Fixing Science using the internet

It seems that some out there, like the All Results Journals, are on a crusade to “fix” science. The debate has begun and there are countless examples out there in the blogosphere.

Our first example comes from the blogs over at Discover magazine. Rhazib Khan, who has an excellent blog that you should bookmark, points out the problem with publication bias. Not just rife in the social science, or “any science that uses statistics”, but it is rife in all forms of science. Simply because no one gets rewarded for failure - or perceived failure. To this, there is a simple answer - to put these perceived failures on the same level as “positive” results.

Our second way to fix science is the way we publish. More specifically, filtering. You can read the original manifesto here. Essentially the problem, as he puts it, comes down to the peer review system. Now, we can debate all day the merits of the peer review system. It's not without its faults. He names some, which are quite pertinent to the debate. But getting rid of it all together seems a little bit extreme. Plus the fact that the primary reason we publish what we publish in the way we do is to do exactly what he doesn't like. Filter. Publication via peer review means the science you have done is of a suitable standard for the scientific community at large to critique or use as the basis for their research. A post publication filter makes very little sense. Especially if we're going to use social media as the delivery format.
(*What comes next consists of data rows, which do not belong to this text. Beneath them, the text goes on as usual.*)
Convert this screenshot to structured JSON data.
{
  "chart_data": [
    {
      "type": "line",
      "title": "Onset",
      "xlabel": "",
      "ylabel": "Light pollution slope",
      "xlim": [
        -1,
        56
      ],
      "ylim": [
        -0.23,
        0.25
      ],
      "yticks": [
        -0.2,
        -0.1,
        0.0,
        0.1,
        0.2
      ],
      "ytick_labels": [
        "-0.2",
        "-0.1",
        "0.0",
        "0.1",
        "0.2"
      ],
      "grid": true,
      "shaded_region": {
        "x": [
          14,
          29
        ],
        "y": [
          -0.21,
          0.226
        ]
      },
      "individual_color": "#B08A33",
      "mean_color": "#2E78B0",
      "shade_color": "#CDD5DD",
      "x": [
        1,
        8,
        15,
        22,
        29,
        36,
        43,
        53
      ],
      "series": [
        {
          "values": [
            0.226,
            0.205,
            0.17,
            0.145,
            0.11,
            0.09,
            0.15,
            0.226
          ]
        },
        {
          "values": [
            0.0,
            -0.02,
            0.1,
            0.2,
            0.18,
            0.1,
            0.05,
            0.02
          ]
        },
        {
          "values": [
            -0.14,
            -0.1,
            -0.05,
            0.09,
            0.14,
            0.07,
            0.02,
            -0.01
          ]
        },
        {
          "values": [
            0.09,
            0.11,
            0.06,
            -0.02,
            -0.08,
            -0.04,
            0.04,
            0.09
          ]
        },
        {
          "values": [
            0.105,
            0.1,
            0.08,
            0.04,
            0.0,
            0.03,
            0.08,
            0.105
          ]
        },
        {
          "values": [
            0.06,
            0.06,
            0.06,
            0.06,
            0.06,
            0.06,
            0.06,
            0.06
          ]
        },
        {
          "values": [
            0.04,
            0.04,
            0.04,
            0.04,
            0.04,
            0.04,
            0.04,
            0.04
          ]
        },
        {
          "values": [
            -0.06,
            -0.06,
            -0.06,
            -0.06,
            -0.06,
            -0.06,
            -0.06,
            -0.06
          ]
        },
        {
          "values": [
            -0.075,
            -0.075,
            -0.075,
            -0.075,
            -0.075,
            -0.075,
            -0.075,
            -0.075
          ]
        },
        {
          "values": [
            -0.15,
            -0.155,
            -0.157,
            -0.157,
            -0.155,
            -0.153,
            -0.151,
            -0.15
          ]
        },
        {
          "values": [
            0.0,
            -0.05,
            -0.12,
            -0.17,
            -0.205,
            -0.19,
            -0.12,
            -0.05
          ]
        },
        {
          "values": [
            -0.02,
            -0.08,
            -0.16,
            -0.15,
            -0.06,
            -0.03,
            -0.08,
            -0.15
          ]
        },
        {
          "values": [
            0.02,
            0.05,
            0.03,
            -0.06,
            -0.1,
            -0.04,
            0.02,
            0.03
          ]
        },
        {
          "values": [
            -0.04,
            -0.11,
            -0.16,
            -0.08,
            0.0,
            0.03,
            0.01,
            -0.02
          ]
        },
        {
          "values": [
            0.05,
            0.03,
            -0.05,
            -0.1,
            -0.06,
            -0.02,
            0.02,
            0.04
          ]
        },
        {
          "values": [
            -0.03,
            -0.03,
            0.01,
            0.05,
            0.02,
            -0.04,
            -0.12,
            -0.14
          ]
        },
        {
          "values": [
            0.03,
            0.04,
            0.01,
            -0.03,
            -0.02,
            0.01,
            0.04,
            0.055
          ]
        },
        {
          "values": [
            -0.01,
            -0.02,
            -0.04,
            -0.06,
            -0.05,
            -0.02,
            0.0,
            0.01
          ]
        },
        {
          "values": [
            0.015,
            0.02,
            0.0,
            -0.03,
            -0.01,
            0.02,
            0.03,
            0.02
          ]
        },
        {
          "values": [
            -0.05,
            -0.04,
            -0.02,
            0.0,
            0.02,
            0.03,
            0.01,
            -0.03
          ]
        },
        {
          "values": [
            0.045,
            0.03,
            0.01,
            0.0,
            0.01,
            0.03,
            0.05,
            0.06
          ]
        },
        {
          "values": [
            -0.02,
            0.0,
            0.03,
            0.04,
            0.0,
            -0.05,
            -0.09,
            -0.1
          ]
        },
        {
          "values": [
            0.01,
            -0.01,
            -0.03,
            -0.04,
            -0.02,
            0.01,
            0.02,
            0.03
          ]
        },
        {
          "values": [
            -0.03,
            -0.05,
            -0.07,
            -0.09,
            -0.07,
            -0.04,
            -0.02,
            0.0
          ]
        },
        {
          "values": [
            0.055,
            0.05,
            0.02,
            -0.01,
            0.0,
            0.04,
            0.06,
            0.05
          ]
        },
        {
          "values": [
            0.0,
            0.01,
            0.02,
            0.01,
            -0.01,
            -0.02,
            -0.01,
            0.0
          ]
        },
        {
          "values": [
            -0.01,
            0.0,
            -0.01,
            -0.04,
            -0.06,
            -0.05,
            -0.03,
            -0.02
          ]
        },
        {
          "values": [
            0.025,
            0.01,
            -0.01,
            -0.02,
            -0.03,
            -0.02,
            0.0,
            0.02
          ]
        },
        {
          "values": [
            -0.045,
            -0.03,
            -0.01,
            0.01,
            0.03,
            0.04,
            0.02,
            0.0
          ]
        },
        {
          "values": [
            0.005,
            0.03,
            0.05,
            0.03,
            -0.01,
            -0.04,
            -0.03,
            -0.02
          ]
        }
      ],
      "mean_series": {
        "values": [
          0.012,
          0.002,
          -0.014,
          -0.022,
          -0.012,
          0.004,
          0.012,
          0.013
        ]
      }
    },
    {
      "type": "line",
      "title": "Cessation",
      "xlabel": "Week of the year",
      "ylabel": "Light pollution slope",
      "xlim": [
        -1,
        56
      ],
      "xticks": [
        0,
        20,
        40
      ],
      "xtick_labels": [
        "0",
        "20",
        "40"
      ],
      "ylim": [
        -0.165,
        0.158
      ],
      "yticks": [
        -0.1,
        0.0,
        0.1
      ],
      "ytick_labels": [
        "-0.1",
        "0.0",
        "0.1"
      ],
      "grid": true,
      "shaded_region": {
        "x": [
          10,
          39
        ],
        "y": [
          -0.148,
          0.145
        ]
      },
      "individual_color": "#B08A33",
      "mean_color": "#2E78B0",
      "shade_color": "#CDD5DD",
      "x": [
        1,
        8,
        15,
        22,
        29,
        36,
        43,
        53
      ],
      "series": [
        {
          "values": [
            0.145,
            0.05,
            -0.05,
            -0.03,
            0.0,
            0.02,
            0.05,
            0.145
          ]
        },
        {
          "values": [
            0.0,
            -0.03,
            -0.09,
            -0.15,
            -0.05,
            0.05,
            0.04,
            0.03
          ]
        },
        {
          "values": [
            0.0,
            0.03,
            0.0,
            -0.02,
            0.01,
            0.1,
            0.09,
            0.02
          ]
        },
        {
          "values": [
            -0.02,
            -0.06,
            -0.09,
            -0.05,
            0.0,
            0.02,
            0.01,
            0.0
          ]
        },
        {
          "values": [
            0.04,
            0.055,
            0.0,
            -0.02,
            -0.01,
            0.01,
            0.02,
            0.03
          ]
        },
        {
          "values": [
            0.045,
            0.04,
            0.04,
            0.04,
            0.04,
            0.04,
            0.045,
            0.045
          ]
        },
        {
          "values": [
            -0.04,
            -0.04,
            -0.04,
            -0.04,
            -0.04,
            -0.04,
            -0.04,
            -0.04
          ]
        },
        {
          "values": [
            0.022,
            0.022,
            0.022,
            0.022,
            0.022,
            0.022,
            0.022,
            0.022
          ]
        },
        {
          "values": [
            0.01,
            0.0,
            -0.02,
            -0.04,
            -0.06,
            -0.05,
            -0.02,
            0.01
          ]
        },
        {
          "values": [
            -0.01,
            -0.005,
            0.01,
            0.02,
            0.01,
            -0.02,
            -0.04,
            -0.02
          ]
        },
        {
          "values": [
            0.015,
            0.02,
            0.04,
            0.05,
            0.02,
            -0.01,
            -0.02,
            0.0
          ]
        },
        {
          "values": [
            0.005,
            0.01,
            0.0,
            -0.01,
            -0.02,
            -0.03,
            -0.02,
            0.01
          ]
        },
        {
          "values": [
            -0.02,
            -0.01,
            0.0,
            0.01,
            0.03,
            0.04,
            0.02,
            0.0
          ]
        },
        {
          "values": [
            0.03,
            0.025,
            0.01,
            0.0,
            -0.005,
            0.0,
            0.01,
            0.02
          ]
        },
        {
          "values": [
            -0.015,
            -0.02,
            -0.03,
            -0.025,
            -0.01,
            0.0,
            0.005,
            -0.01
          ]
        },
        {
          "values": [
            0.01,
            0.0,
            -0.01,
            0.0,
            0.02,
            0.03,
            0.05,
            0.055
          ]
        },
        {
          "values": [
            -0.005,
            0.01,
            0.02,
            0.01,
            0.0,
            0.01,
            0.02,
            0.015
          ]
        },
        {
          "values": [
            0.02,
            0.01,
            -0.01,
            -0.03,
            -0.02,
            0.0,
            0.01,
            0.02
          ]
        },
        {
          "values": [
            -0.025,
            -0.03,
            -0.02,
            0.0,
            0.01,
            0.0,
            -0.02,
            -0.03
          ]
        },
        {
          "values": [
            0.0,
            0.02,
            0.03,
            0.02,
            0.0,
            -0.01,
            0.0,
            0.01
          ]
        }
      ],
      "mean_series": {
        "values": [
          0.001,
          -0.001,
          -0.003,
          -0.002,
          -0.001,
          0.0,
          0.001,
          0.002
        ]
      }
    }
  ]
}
He goes on to equate the two different forms of filtering (post- and pre- publication) to the difference between free markets and Soviet central planning. Is a free market publication system on the internet really a good idea? Because we all know the most popular things on the internet are the ones which are most important.

Prof Orzel over at Science Blogs doesn’t seem to think that filtering is the problem. Where ever you put the filter you’ll still need a form of “metric” to count a scientists worth. Something we’ve discussed on here before. However, he hit on something interesting when he referred to the “minimum publishable unit”:

“the lack of a referee-imposed threshold and the ease of publication would seem to encourage more incomplete publication, rather than less.”

This is true. Setting the barrier lower for publication - as publishing on a blog would do - would indeed lead to incomplete studies. But that’s not the interesting part. The interesting part is how it relates to publishing negative results. Often the reason why a study doesn’t make publication is because the results don’t really come out in a positive light. That is to say, the story formed at the end isn’t really cohesive in terms of you did not prove what you set out to do. You put the work in a drawer and hope to go back to it at a later date once you have enough data to show it in a positive light. The minimum publishable unit doesn’t exist with negative results. Perhaps some see a system that allows publication of negative results as a dumping ground for loose threads and ill-conceived ideas. That’s a common critique of “negative” results. But this is a misconception. The bar for the minimum publishable unit is not lowered with negative results, simply shifted.